Racconti nella Rete®

24° Premio letterario Racconti nella Rete 2024/2025

Premio Racconti per Corti 2010 “La violenza della creatività” di Simone Cossu

Categoria: Premio Racconti per Corti 2010

Butta i piedi giù dal letto. Si guarda le ginocchia e respira calmo, si sforza di respirare piano. Sbuffa. Alza lo sguardo verso la parete e osserva le macchie di luce davanti agli occhi appena aperti. Cerca intorno. Geme leggermente. Nessun dolore, nessun fastidio, niente.

La voce dei suoi pensieri: “Niente, niente, niente, niente.”

Si sciacqua il viso in bagno, passando davanti lo studio neppure guarda la sua scrivania. Mette i vestiti del giorno prima lasciati sulla seggiola in legno e scende. Cammina guardando la punta dei piedi, evitando gli ostacoli davanti a se: una macchia liquida, forse acqua, una foglia secca, una cicca di sigaretta.
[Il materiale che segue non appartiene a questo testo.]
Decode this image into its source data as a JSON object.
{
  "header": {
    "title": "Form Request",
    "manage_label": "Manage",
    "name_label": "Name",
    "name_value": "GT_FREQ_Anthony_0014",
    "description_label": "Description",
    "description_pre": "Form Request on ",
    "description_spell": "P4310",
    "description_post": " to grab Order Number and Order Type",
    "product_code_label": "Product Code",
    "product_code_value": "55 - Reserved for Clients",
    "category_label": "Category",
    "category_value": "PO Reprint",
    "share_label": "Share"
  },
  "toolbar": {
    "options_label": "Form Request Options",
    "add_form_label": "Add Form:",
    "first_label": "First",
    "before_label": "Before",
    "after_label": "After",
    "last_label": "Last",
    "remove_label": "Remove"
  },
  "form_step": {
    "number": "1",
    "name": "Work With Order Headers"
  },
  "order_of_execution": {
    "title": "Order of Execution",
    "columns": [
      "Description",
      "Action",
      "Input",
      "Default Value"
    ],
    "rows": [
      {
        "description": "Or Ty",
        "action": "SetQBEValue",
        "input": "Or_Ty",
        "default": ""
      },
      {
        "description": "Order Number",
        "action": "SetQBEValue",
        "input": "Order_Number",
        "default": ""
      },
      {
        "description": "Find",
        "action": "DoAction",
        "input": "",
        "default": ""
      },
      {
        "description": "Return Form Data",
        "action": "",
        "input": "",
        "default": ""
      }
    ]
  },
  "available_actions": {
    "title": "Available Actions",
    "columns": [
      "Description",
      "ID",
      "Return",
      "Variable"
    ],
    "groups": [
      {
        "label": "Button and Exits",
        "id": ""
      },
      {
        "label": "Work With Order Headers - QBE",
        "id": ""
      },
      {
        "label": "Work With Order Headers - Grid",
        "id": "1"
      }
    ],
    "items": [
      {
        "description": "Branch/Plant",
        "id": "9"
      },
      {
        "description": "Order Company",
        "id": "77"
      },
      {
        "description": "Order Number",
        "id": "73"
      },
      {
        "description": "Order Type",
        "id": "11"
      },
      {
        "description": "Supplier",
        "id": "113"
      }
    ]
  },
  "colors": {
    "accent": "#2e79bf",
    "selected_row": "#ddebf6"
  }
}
E’ calmo e rilassato. Non dovrebbe.

“Calma, calma, calma, calma.”

Gira ancora per qualche minuto, poi si ferma a far colazione al tavolino di un bar. Osserva volti spudoratamente, ma con lo sguardo perso oltre. Chi si sente guardato lo fissa per un attimo di sottecchi, ha l’impressione che i suoi occhi vadano oltre e pensa ad un equivoco. Nessun equivoco, lui osserva e studia però senza risultato.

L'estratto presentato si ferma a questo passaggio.